Unlike the more structured and lengthier online courses, these short courses can be undertaken at your own pace, in your own time, whenever you have the time or inclination to learn a new skill. If you want to learn data science and have no previous computer science experience or basic programming skills, these courses are often a great way to get started.
My personal recommendation for short courses would be Datacamp. Its online courses provide an interactive experience that mixes video and audio information with PowerPoint-style slides and interactive coding sessions to test your understanding. The cover both Python programming and R programming, and touch upon a wide range of techniques, each with instruction, tutorials, and practical assessment.
Datacamp’s courses cover a wide range of topics from machine learning and statistical analysis to data visualization, and even include some real-world projects to let you practice applying your new skills. The other neat thing about Datacamp is that you can take the first lesson in a four-hour course totally free of charge. Here’s a full list of Datacamp’s courses.

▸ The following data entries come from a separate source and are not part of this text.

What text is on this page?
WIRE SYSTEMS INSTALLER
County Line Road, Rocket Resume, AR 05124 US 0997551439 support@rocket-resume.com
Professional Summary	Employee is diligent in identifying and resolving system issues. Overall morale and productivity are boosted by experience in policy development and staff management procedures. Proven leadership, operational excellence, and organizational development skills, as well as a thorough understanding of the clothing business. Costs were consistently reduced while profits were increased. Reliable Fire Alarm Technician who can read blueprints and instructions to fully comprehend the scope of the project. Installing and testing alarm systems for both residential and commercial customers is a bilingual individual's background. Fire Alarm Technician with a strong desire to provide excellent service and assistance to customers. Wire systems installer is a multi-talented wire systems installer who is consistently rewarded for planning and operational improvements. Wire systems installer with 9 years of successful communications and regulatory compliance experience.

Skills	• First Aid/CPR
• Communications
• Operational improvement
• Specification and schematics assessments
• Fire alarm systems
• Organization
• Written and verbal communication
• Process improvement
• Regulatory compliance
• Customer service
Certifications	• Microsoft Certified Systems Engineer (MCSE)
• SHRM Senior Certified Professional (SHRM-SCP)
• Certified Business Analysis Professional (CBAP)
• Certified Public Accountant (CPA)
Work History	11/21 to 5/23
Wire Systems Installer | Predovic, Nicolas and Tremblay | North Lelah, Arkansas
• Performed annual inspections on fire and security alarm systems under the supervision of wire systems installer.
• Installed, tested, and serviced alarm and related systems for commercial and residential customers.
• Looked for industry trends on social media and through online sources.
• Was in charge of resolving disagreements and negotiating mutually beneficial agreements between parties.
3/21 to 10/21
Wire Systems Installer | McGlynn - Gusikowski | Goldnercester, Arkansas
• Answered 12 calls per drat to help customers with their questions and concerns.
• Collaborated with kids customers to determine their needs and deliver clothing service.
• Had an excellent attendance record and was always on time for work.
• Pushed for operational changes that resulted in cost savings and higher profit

Other excellent free online courses include the ones offered by Kaggle, which helped me get started when I was first learning. This offers a well-rounded introduction to various common subjects in data science, from supervised to unsupervised learning.
Datacamp’s courses are superb.
While Datacamp and providers of other short online courses do offer skill tracks where you can combine multiple short courses and cover a topic in greater depth, there are also many much more academic courses available online, many of which are provided by top universities through online learning platforms such as Udemy and Coursera.
These longer courses are obviously a bigger commitment than the short four-hour courses offered by providers like Datacamp. They’re typically also much more expensive, and often have a schedule to which you may need to stick.
Coursera and Udemy courses probably have the best reputation in the data science community in terms of the more in-depth course programmes. They cover a very wide range of subjects from analytics, statistics and machine learning through to very specific sub-branches of natural language processing.
As a general rule, these more in-depth courses will focus more on the theoretical background of data science, and often include more mathematics and statistics than the shorter courses. Not all of them require maths or statistics skills, and they’re usually very well taught.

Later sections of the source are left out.